SEPTUAGÉSIMO TERCERA EMOCIÓN
Hay cosas, sensaciones, pensamientos, que sé y no puedo demostrar aunque puedan ser mostrados. Y eso, mi querido no-padre, he de reconocer que forma parte de las no enseñanzas que dejaste en mí.
Una de ellas, una de las que más importancia le doy, es la cuestión, la realidad, de que la música y el amor tienen casi todo que ver la una con el otro; no es que tengan mucho en común, que también, sino que una y otro se dan a luz mutuamente, se llaman, se convocan y se disfrutan con una intensidad que les es propia y que no se parece a ninguna otra.

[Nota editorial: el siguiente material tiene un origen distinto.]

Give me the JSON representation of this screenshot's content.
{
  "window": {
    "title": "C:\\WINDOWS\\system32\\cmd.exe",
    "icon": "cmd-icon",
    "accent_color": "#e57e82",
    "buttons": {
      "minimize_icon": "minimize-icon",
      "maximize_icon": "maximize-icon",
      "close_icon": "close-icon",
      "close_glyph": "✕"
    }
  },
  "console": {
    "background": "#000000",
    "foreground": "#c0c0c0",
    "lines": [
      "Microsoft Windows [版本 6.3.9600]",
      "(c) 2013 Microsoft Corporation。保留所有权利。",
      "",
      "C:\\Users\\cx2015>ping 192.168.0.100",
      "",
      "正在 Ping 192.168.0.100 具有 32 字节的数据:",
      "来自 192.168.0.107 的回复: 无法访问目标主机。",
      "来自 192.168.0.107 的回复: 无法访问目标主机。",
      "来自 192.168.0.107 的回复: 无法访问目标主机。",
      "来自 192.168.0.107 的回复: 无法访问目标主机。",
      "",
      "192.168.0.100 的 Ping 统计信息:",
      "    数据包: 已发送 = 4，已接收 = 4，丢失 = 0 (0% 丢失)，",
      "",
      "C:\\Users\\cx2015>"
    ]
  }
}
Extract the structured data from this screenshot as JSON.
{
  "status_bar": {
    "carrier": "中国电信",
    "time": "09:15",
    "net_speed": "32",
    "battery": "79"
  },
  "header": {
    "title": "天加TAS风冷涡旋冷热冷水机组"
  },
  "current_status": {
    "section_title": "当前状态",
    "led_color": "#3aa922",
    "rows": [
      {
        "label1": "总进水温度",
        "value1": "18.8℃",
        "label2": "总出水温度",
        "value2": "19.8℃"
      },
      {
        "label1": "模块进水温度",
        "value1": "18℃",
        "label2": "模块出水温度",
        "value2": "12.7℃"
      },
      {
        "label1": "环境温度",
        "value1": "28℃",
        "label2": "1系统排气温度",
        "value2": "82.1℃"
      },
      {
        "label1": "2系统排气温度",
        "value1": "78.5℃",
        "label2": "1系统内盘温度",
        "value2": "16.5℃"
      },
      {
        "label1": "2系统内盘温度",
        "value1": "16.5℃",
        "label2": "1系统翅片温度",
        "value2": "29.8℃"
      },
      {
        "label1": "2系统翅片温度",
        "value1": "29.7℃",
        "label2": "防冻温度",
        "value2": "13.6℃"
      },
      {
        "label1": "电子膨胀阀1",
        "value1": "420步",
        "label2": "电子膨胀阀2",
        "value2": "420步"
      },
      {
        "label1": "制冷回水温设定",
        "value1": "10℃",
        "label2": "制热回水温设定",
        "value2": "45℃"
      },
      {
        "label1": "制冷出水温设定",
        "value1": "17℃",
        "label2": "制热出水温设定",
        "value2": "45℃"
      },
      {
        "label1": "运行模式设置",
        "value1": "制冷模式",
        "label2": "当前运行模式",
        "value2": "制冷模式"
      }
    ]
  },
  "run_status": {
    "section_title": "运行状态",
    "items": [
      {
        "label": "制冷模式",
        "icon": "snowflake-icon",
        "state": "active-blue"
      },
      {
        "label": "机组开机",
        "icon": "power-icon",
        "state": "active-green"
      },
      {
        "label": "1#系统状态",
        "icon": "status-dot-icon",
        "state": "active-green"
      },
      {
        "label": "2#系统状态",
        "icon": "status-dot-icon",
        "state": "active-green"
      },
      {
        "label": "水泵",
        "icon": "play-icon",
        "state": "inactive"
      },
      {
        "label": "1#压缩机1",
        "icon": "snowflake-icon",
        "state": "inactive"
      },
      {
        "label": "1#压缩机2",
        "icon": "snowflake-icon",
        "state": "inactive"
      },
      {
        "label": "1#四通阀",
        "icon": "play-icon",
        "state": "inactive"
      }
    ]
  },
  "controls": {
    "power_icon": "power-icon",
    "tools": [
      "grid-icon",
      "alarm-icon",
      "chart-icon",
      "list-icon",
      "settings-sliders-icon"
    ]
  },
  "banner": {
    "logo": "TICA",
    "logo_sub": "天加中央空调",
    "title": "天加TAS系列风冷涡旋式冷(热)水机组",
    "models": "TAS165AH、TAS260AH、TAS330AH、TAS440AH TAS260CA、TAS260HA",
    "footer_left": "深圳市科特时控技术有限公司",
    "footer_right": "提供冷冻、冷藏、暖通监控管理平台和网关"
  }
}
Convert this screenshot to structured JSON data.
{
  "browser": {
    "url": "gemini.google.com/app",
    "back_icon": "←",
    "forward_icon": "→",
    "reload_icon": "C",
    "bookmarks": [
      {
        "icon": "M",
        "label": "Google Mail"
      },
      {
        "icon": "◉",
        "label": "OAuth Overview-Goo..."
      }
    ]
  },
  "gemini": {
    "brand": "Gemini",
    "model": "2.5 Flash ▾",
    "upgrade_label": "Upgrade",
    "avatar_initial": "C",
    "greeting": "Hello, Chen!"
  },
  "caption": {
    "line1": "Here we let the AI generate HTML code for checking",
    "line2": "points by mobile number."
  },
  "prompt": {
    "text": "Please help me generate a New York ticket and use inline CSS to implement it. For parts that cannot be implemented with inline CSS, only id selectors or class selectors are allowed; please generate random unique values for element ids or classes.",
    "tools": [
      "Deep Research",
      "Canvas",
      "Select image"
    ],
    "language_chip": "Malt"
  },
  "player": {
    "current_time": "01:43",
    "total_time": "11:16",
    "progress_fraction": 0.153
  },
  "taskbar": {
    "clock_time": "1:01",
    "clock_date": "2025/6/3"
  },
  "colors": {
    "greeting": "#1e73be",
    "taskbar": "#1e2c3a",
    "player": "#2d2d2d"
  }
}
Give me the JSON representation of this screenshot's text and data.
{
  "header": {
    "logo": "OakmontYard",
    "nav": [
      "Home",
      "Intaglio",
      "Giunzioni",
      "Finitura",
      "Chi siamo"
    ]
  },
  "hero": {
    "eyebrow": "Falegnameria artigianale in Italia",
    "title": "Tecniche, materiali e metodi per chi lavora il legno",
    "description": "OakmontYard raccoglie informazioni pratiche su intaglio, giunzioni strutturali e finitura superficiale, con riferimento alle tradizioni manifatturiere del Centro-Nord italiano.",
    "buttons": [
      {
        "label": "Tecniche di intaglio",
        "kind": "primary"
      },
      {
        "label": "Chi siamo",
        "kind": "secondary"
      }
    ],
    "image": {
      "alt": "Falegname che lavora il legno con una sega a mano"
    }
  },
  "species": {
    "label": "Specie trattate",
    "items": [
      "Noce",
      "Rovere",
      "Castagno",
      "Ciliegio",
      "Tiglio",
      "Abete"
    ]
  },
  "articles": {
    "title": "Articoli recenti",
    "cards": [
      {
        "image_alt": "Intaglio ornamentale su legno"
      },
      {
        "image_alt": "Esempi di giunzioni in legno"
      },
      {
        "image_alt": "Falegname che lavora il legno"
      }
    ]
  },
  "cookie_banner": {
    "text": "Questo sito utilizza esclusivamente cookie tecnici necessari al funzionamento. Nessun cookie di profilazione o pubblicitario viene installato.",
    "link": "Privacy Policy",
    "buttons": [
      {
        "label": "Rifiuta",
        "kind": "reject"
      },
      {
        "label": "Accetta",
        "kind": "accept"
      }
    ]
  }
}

La música se vuelve aún más viva en su mundo paralelo cuando el amor está en lo más alto. El amor busca su refrendo en la música cuando crece de esa forma exponencial que solo él sabe provocar.
Y se buscan mutuamente si se permite que la vida fluya, que nos utilice a nosotros y que sea trascendida, aunque no se pueda, por nosotros mismos. Su paralelismo es lejano e inevitable, y tan misterioso que es capaz de tener puntos de intersección sin dejar de existir en paralelo.
Hay algo, además, que une a la música y al amor de una forma tan elegante y tan bella que no tiene igual en ninguna otra coincidencia posible. Ambos se encuentran, no pueden buscarse, en cuanto a su existencia en cada uno de nosotros como bienes fulgurantes, como entradas en mundos en los que no creíamos, como posibilidades que dan a luz nuevas posibilidades.
El encuentro con las músicas, la música, y con los amores, el amor, planea sobre cualquier humano que sea capaz de vivir la vida con la sencillez y la naturalidad, tan complejas, de lo que fluye, de la respiración, del sucederse la vida y la muerte como el rodar de una piedra en la montaña cuando desaparece la planta que frena su suave caída.